The Indian healthcare industry is expected to touch $160 billion by 2017 and $280 billion by 2020 with an estimated population growth of 1.2% annually and a 15% annual rise in healthcare spending due to changing demographics and rising income levels.

The report, Healthcare-Emerging Market Hospitals, said that with only 4.8% of gross domestic product spent on healthcare versus much higher spends in developed markets, EMs offer immense scope for growth. The private sector is likely to remain the dominant force as EM governments are committed to promoting the development of private healthcare to meet surging demand.

The findings of this report align with data released by the National Sample Survey Organisation in June 2015. Over 72% of the rural and 79% of urban population rely on private hospitals for treatment. During a 15-day reference period, 89 of every 1,000 people—proportion of ailing persons (PAP)—reported an illness in rural India, against 118 persons in urban areas.

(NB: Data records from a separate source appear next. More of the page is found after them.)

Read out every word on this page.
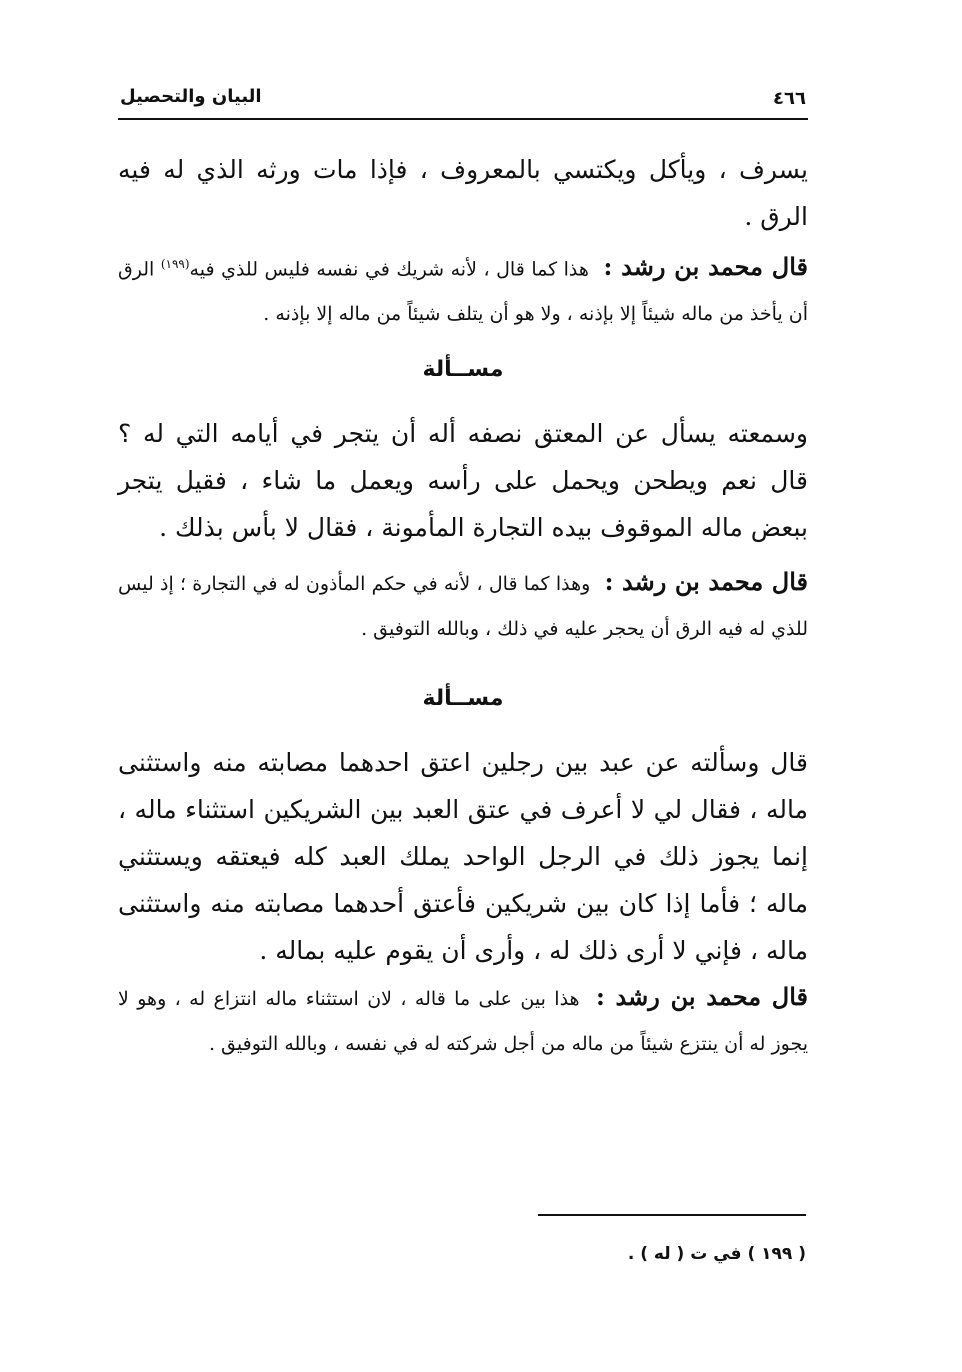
٤٦٦
البيان والتحصيل

يسرف ، ويأكل ويكتسي بالمعروف ، فإذا مات ورثه الذي له فيه الرق .

قال محمد بن رشد : هذا كما قال ، لأنه شريك في نفسه فليس للذي فيه$^{(١٩٩)}$ الرق أن يأخذ من ماله شيئاً إلا بإذنه ، ولا هو أن يتلف شيئاً من ماله إلا بإذنه .

مســألة

وسمعته يسأل عن المعتق نصفه أله أن يتجر في أيامه التي له ؟ قال نعم ويطحن ويحمل على رأسه ويعمل ما شاء ، فقيل يتجر ببعض ماله الموقوف بيده التجارة المأمونة ، فقال لا بأس بذلك .

قال محمد بن رشد : وهذا كما قال ، لأنه في حكم المأذون له في التجارة ؛ إذ ليس للذي له فيه الرق أن يحجر عليه في ذلك ، وبالله التوفيق .

مســألة

قال وسألته عن عبد بين رجلين اعتق احدهما مصابته منه واستثنى ماله ، فقال لي لا أعرف في عتق العبد بين الشريكين استثناء ماله ، إنما يجوز ذلك في الرجل الواحد يملك العبد كله فيعتقه ويستثني ماله ؛ فأما إذا كان بين شريكين فأعتق أحدهما مصابته منه واستثنى ماله ، فإني لا أرى ذلك له ، وأرى أن يقوم عليه بماله .

قال محمد بن رشد : هذا بين على ما قاله ، لان استثناء ماله انتزاع له ، وهو لا يجوز له أن ينتزع شيئاً من ماله من أجل شركته له في نفسه ، وبالله التوفيق .

( ١٩٩ ) في ت ( له ) .
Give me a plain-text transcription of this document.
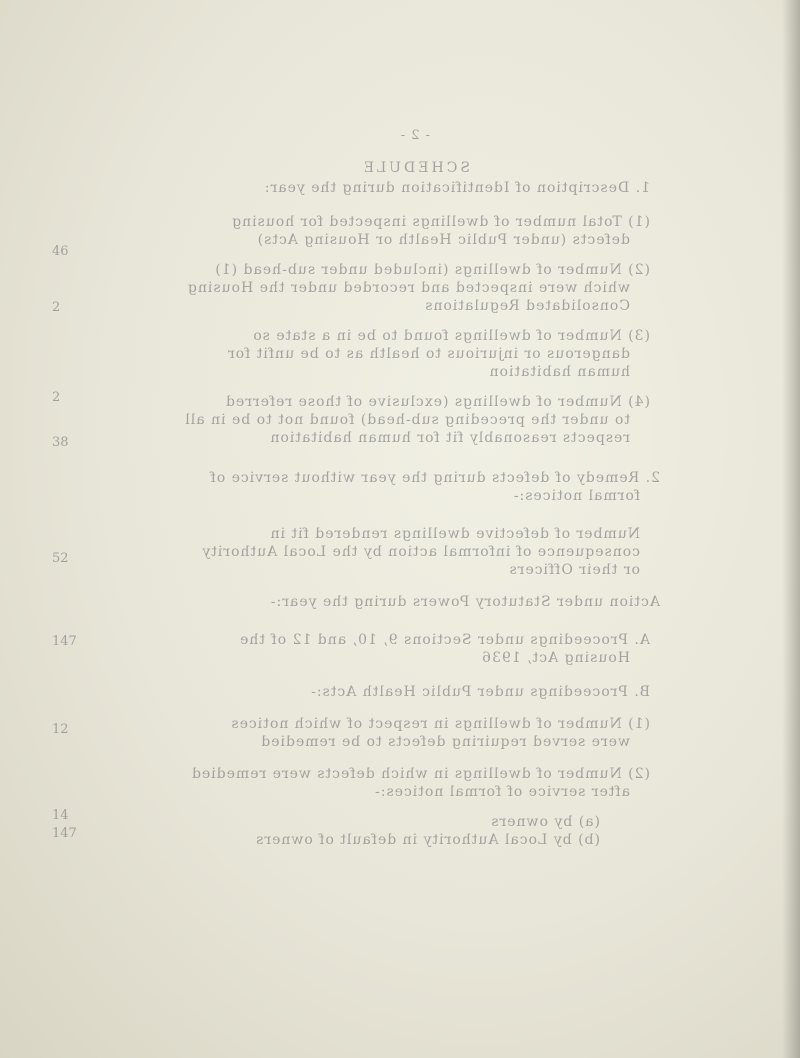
- 2 -
SCHEDULE
1. Description of Identification during the year:
(1) Total number of dwellings inspected for housing
defects (under Public Health or Housing Acts)
(2) Number of dwellings (included under sub-head (1)
which were inspected and recorded under the Housing
Consolidated Regulations
(3) Number of dwellings found to be in a state so
dangerous or injurious to health as to be unfit for
human habitation
(4) Number of dwellings (exclusive of those referred
to under the preceding sub-head) found not to be in all
respects reasonably fit for human habitation
2. Remedy of defects during the year without service of
formal notices:-
Number of defective dwellings rendered fit in
consequence of informal action by the Local Authority
or their Officers
Action under Statutory Powers during the year:-
A. Proceedings under Sections 9, 10, and 12 of the
Housing Act, 1936
B. Proceedings under Public Health Acts:-
(1) Number of dwellings in respect of which notices
were served requiring defects to be remedied
(2) Number of dwellings in which defects were remedied
after service of formal notices:-
(a) by owners
(b) by Local Authority in default of owners
46
2
2
38
52
147
12
14
147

The Merrill Lynch report states bed penetration in India is low at 1.3 per 1,000 people against the global median of 2.5. Hence, India is best placed to offer strong structural growth, as it needs two million more beds over the next decade assuming penetration rises to 2.0. Not just beds, the report states that the healthcare workforce, particularly physicians and nurses, is smaller in EMs compared with developed countries. Physician density in particular is low in India and Thailand. Considering the US as the benchmark, calculations indicate EMs would need an additional 3.5 million physicians and 19.7 million nurses by 2020 (per 1,000 population).

Overall insurance penetration is 25% but private insurance penetration is just 5% in India and out-of-pocket expenditure accounts for a large part of health coverage. In comparison, out-of-pocket expenditure in China is 31% while the government spends 30%.

The report does not give India’s out-of-pocket expenditure but NSSO data reveals that, “To pay for treatment, rural households primarily depended on their ‘household income/savings’ (68%) and on borrowings (25%) whereas urban households relied much more on their ‘income/saving’ (75%) for financing expenditure on hospitalisation, than on borrowings (only 18%)."

The hospitals sector contributes nearly 70% to the $81billion healthcare industry in India. During 2009-12, the private hospitals market is estimated to have seen a nearly 27% CAGR, said the report, adding that this rise could be attributed to a low share of government spending in healthcare and strong demand trend.

Even in the long-term, the Indian government plans to spend only 3% of GDP on healthcare, according to the report. The only benefit of this is that regulatory risks are significantly lower in India, given that the private healthcare industry is still nascent and accounts for a smaller proportion of GDP.

The report said this won’t change in the medium term. In the very long term, the regulatory risk will almost certainly increase, as an ageing population is likely to drive increased healthcare utilization, with spending on healthcare is rising substantially. At that point, as seen now in developed markets, the government is likely to take steps to curb expenditure, the report added.